Yes, today marks seven months since we started this international adoption journey.  Since then we have changed country programs from Nepal to Ethiopia, and we have completed two dossiers.  It took me about 9 days to complete the first one, and then about 3 weeks to complete the second (I get a little dossier obsessed, so it's better to get it done quickly).  God spoke to our hearts and said that the thousands upon thousands of dollars we would need to do this (adopt that is), was nothing to Him.  It wasn't difficult for Him, so He told us not to worry.  We have seen the generosity of God's people overflow into our lives.  We have seen $5,000 checks from someone we barely knew, arrive in the mail.  People have taken what little they have, and have bought hats and t-shirts to help bring our baby home.  I can't count the times I have cried throughout these seven months.  Even now, as I sit here and write this, the tears our flowing, because I am swept away by the love of God.  I am swept away by the love of God that flows through His people.  In the moments when you feel like the Body of Christ has forgotten what it means to pour into the Kingdom, a woman you barely know, with tears in her eyes, might tell you that she wants to direct her tithe toward bringing your baby home.  Speechless.  I have to fight the guilt I feel at times, because I feel like such an undeserving child.  It feels like God's kindness and generosity never stop coming, and I want to make up for all He has done and is doing for us.  But it's impossible.  I know I can't make up for it.  It is His sweet and glorious grace that saved my life, and again it is His amazing love and grace that continually flood my very being in this day, as He makes a way to increase our family.  And none of this because I have earned it.  Oh how my Father seems to love to lavish His love upon us!

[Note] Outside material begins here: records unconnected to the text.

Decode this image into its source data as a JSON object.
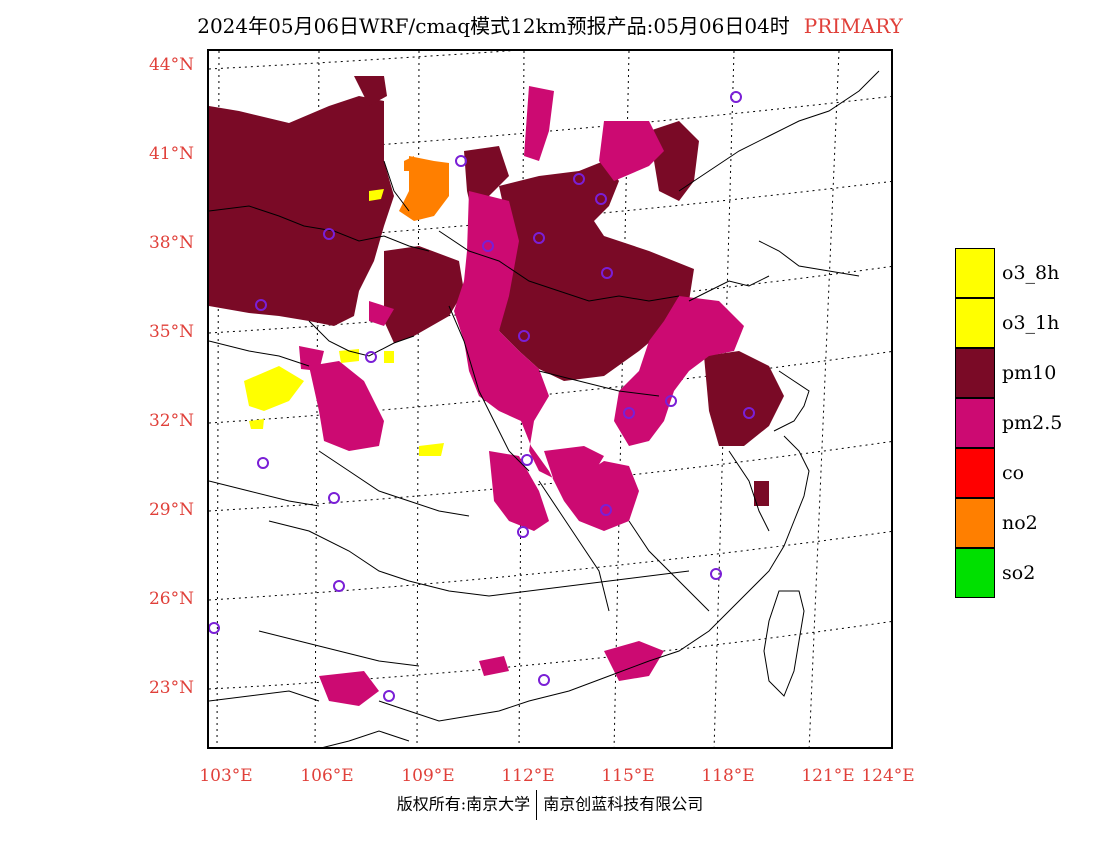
{
  "title": {
    "main": "2024年05月06日WRF/cmaq模式12km预报产品:05月06日04时",
    "tag": "PRIMARY"
  },
  "axes": {
    "lat_labels": [
      "44°N",
      "41°N",
      "38°N",
      "35°N",
      "32°N",
      "29°N",
      "26°N",
      "23°N"
    ],
    "lon_labels": [
      "103°E",
      "106°E",
      "109°E",
      "112°E",
      "115°E",
      "118°E",
      "121°E",
      "124°E"
    ]
  },
  "legend": {
    "items": [
      {
        "label": "o3_8h",
        "color": "#ffff00"
      },
      {
        "label": "o3_1h",
        "color": "#ffff00"
      },
      {
        "label": "pm10",
        "color": "#7a0a26"
      },
      {
        "label": "pm2.5",
        "color": "#cc0a72"
      },
      {
        "label": "co",
        "color": "#ff0000"
      },
      {
        "label": "no2",
        "color": "#ff7f00"
      },
      {
        "label": "so2",
        "color": "#00e000"
      }
    ]
  },
  "colors": {
    "pm10": "#7a0a26",
    "pm25": "#cc0a72",
    "o3": "#ffff00",
    "no2": "#ff7f00",
    "station": "#7a1fd6",
    "axis_text": "#e0403a"
  },
  "footer": {
    "copyright": "版权所有:南京大学",
    "company": "南京创蓝科技有限公司"
  }
}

This week God has really ministered to my heart with Steven Curtis Chapman's song, Heaven is the Face.  Even though it was born out of the loss of his adopted daughter, I find so much hope in this song.  No matter how many times I hear it, when he starts singing the bridge, I just want to shout at the top of my lungs, because the promise of God's glory and promises fulfilled are beyond compare!

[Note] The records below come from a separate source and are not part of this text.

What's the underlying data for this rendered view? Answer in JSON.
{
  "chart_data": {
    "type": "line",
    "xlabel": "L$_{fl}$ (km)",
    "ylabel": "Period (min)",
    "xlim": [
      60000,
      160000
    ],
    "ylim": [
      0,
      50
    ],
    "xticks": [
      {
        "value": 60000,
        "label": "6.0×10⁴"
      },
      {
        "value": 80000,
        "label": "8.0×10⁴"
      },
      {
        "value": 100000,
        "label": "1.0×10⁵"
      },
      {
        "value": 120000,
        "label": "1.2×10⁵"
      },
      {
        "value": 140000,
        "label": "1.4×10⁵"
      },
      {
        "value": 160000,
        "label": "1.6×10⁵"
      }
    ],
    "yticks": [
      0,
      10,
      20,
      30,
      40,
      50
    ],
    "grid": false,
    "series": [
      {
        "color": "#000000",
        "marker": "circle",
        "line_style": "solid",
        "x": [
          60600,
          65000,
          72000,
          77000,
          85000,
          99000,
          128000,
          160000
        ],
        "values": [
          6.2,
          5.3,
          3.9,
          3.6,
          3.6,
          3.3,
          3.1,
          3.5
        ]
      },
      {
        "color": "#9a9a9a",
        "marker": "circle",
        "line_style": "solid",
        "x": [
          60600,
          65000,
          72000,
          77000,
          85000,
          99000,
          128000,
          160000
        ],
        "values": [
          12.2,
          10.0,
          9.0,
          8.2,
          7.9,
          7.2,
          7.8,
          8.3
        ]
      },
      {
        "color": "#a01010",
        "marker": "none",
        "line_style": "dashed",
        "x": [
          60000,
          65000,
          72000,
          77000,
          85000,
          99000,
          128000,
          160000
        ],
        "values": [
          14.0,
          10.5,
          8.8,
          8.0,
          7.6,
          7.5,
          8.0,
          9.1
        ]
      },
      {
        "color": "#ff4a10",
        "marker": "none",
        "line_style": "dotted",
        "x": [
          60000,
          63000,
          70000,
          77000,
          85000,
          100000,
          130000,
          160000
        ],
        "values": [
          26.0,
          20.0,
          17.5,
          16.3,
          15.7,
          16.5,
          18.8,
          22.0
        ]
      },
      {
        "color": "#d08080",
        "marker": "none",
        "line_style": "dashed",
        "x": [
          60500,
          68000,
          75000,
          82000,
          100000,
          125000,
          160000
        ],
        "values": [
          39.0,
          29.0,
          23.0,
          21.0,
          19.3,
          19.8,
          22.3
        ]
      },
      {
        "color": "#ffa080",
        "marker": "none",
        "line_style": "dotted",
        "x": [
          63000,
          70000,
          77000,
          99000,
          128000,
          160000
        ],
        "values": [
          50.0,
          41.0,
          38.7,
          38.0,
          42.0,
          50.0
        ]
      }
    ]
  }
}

"But in my mind’s eye I can see a place
Where Your glory fills every empty space.
All the cancer is gone,
Every mouth is fed,
And there’s no one left in the orphans’ bed.
Every lonely heart finds their one true love,
And there’s no more goodbye,
And no more not enough,
And there’s no more enemy."

What an amazing picture of Heaven!  What an amazing picture of God's heart, and how He always intended it to be.

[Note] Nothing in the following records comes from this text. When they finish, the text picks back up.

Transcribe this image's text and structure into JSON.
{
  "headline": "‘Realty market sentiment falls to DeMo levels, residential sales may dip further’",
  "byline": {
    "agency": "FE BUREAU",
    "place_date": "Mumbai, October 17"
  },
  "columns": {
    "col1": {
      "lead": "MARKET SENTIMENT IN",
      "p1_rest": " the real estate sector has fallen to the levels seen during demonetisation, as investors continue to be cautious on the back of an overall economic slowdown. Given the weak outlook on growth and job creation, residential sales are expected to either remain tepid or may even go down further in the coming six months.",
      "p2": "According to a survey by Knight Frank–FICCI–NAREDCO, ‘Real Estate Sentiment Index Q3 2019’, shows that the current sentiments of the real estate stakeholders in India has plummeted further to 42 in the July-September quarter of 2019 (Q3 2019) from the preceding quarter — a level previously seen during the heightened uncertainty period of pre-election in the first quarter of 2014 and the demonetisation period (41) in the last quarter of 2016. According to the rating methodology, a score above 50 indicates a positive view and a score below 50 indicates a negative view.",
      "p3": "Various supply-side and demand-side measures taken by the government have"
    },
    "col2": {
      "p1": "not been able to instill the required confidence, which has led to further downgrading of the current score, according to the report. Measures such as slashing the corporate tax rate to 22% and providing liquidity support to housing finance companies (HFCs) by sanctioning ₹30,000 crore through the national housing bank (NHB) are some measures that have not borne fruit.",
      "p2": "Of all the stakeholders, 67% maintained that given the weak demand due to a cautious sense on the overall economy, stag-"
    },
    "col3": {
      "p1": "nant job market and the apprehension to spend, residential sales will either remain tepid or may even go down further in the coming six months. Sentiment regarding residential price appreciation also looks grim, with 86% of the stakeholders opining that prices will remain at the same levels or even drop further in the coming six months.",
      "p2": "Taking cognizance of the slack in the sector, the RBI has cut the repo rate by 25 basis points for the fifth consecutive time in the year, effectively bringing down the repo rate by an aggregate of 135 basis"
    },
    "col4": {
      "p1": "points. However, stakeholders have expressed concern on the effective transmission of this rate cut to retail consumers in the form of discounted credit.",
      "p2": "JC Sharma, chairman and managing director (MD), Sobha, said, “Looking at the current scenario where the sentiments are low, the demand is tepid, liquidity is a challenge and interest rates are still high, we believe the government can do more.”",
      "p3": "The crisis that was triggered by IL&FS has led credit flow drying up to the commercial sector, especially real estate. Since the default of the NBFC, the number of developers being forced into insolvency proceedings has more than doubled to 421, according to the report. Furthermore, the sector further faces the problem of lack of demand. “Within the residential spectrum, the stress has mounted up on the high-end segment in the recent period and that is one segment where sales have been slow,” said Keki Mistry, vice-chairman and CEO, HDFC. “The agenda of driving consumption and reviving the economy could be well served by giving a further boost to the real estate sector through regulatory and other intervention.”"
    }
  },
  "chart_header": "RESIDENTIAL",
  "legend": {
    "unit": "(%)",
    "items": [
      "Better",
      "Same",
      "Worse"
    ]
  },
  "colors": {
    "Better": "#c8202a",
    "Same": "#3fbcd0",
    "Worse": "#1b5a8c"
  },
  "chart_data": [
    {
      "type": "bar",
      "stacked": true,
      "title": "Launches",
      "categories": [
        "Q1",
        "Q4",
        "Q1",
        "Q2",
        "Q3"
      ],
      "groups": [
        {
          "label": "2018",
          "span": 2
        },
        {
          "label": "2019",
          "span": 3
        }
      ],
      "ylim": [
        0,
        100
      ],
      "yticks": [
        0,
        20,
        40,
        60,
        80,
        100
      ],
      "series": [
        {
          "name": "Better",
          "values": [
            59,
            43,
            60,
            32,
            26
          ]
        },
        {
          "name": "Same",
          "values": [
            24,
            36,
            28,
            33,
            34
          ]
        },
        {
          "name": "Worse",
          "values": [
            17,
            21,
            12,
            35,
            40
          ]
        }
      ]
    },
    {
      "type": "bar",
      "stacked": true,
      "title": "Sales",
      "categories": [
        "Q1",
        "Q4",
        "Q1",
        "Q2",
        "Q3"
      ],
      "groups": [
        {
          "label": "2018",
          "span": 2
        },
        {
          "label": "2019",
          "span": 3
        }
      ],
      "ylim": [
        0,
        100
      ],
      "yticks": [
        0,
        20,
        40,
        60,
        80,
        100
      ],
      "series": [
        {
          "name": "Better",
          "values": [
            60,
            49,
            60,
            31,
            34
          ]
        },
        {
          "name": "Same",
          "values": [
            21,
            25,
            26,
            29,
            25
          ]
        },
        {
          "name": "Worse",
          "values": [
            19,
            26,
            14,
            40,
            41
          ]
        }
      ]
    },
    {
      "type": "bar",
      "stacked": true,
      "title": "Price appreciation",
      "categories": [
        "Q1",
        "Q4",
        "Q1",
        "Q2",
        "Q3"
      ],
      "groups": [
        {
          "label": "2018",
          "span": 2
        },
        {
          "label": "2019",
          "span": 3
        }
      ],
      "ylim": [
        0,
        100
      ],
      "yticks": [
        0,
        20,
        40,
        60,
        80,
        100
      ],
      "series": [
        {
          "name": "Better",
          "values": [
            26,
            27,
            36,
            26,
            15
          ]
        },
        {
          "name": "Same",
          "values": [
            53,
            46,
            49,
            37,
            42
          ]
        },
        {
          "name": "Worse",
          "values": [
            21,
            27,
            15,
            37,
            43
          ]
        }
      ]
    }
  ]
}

When we started this process of adoption, I pondered so many things.  I thought about the changes that a child would bring to our lives.  I thought about the difference our child would make in the lives of others one day.  But it seemed that my heart still lacked the depth of understanding of God's heart for adoption.  And when I say this, I am still so far behind in this lesson of true and pure religion.  But an understanding, none-the-less, is beginning to bud.  In this past month, as we have moved forward with our adoption from Ethiopia, I have noticed a change of heart in my own self.  I have noticed the righteous anger that begins to boil up when people speak so flippantly about the lives of the fatherless.  I have been overwhelmed by the compassion I am beginning to feel for these children, greater than I have ever felt before.  It feels like somewhat of an awakening.  It is good and fulfilling, but scary at the same time, because I know with great knowledge comes greater responsibility.  Our lives will never be the same again.  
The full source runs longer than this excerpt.